Fosco Maraini describing K2
I remember trips to Rouge-mont, a village near Gstaad, when I was five or six. There was a mountain behind the village, Le Rubli, that we would go and climb every year. Towards the top of it, there were even some little sections of via ferrata, old chains and things in the rock. I can just remember going up there and having this extraordinary sense of being out in an environment where you felt incredibly small. I can’t actually remember getting to the top of Le Rubli, but it was always there in the back of my mind as something that would be special to achieve.

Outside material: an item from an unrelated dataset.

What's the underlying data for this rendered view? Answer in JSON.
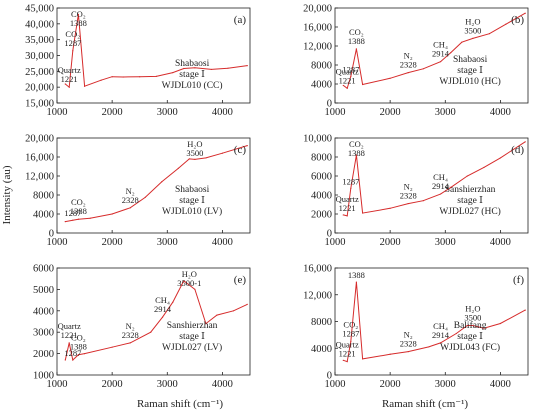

I’ve always found motivation in the challenge itself, and in setting myself progressively bigger goals. I’m unashamedly attracted to ticking off lists. Whether or not it’s a formal challenge like the Seven Summits, or a looser set of objectives strung together, I love the idea of creating a connection that forces you to go to places you wouldn’t necessarily have chosen. It creates an incredible diversity of experience. There are many 6,000-metre mountains to climb, all over the world, and when I travelled to Argentina it became so much more than just Aconcagua; experiencing the culture of the environments in which these mountains reside is a part of the adventure.
In many ways I still have that same youthful sense of invincibility that I had when I was 14, wanting to climb Everest. The absolute belief that it will never happen to me, that it will always be somebody else. However now, being a father and a husband, I’ve come to realise that it’s about so much more than just my dreams and aspirations, even if that’s still what drives me. Has that specifically made me take fewer risks? Probably not. Has it made me more aware of the risks? I think absolutely. And it’s twice, or three times, the reason to come home safe.
“The statistics for K2, nearly a one in four summit-to-death rate, it’s worse than Russian roulette.”
I’ve been in some scary situations, but I can’t put a finger on a moment in the mountains when I’ve been genuinely scared. And I’ve seen many others around me being fearful, and making poor decisions based on that emotional reaction. So a healthy respect for the environment is vital, rather than blind optimism or an absence of fear. I’ve heard it said – especially in the military – that you want to feel the frisson of the moment. Those who have no fear, they’re the ones that get killed or do stupid things. And I think it’s very similar for those of us operating in these extreme conditions: respect the environment, but treat it like any other risk. Do everything you can to decrease your vulnerability, to mitigate against the risks, but don’t let them stop you from getting out of bed in the morning.
If you look at the statistics for K2, nearly a one in four summit-to-death rate, that’s worse than Russian roulette. But that degree of risk has also been part of the attraction for me, especially with K2. If it was just any other old mountain, I wouldn’t be that interested in it.
Jake Meyer is a British mountain climber and motivational speaker.